The Parsha we read on Shabbat Passover teaches 3 important lessons about leadership. The first lesson about leadership that we learn is that the leader needs to break the trail and be the one out front. The second lesson we learn is the necessity for openness and a willingness to hear feedback even when we don’t like what we are hearing.
At the very beginning of our Torah reading Moses turns to God and tells Him that the people want God to lead. That they want to know that He is in front of them. This is a lesson ingrained in many a soldier and team leader. One need look no further than the Israeli paratroopers motto “after me” to understand that leadership is not about telling others what to do. Rather leadership is about setting an example and giving others a path to follow. True leadership sets the example, showing others the most honest and direct path towards their goals.
What is interesting here is that Moses is giving feedback and advice to God. And God is open to Moses’ comments. He realizes that the people, as his followers, need to see that God is with them. It is not enough for Moses to tell them that God is with him.

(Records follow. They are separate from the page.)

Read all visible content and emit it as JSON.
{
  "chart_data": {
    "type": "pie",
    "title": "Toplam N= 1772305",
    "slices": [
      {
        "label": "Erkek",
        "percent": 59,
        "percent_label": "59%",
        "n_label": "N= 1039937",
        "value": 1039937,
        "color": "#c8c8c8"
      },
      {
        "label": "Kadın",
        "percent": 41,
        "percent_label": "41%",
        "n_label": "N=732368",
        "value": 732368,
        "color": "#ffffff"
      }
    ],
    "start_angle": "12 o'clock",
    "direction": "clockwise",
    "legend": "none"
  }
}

The third lesson we learn in this Parsha is that, while we may have favorites amongst our followers, favoritism in and of itself can be problematic. Concentrating on those we favor can cause us to forget or ignore the needs of the rest of our family or team. Those who are just as deserving of our attention, praise, and love. And often those people are just as much (and sometimes even more) in need of our leadership and attention than those whom we see in the best of light.
And this is a lesson we can all take the heart as we try and lead our families and companies in these trying times. Our children, our followers, need to see our example and know we have set them on the right path. But we must also be open to hearing the feedback they give and adapting ourselves to their needs. We must acknowledge that, while we may have favorites, we are leading all of them and they all need our love and attention.
On this Passover it is more important than ever that we recognize the true meaning of leadership in our families, our businesses, and our countries. Leadership is not just telling others to stay at home but it is also keeping distance while trying to bring others closer. Leadership is about setting the example and making sure we stay connected no matter whom we favor or how far apart we are.